Causes of low vaccination uptake must be defined. In the case of Roma communities we should consider factors that may contribute to the low vaccination coverage that was observed for example in Pulawy [2]. The reasons could be varied, such as socio-economical and cultural differences, level of education, language barriers, discrimination [20] or low awareness of vaccination as a preventive measure. Where there is limited access to healthcare, this must be improved. By organising the vaccination campaign in Pulawy, we have learned that for a public health intervention in the Roma population to be successful, it must be tailored and supported by Roma family and community leaders. 
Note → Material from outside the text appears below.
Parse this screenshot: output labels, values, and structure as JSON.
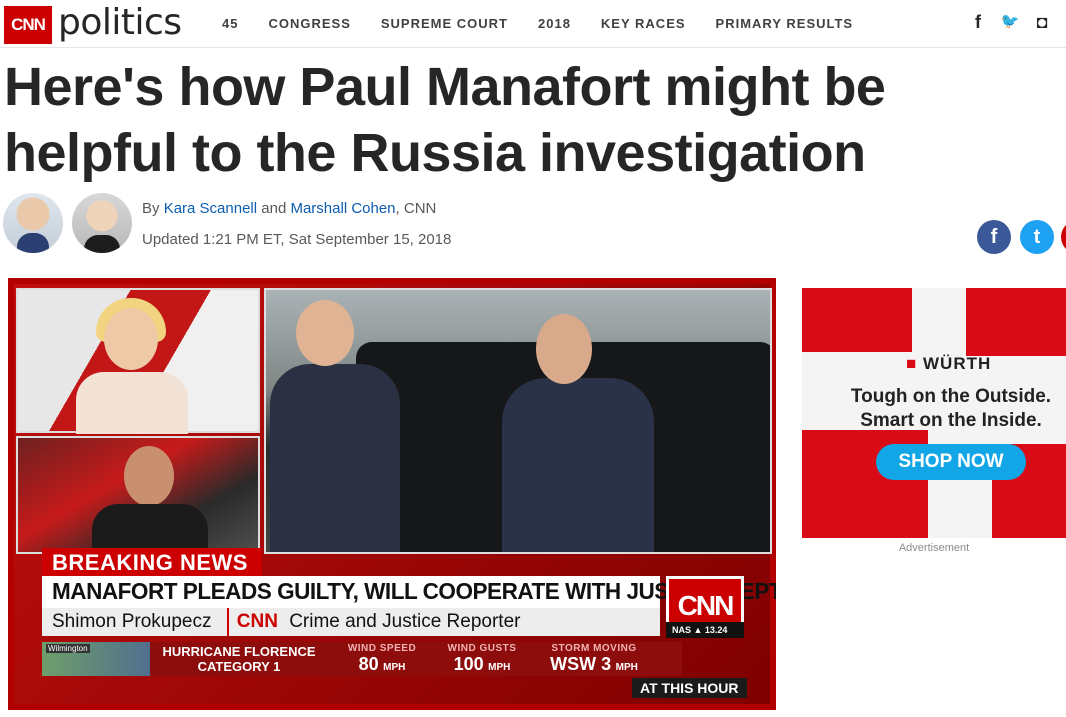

Education of public health and healthcare professionals must continue in the phase of measles elimination [21], and laboratory testing of febrile-rash illnesses is essential.

Recommendations

  1. Cooperation between local administrative authorities, social workers in contact with the Roma, primary healthcare workers and public health professionals is necessary in reaching Roma communities to prepare and implement public health interventions including suplementary immunisation activities.
  2. Offering immunisation against measles to unvaccinated inhabitants in Pulawy and other towns in which inadequately vaccinated populations have been identified could prevent further outbreaks.
  3. Surveillance of febrile-rash illnesses should be enhanced by enforcing laboratory testing of all suspected measles cases to document measles elimination in the present situation in Poland.

Acknowledgements
We thank all those involved in the outbreak investigation and vaccination campaign for good cooperation (State Regional Sanitary Inspectorate in Lublin and State District Sanitary Inspectorate in Pulawy, Local Administrative Authority in Pulawy and general practioner B.Goscimska and all nurses W. Gorska, J. Polak, T. Skorek). We would like to acknowledge  A. Zielinski for his supervision regarding vaccination campaign. We thank kindly S. Santibanez and A. Mankertz from the WHO European Regional Reference Laboratory for Measles and Rubella at the Robert Koch Institute in Berlin for detailed virological analysis and A. Makowka who performed virus isolation and PCR testing at the Department of Virology in the National Institute of Public Health in Warsaw.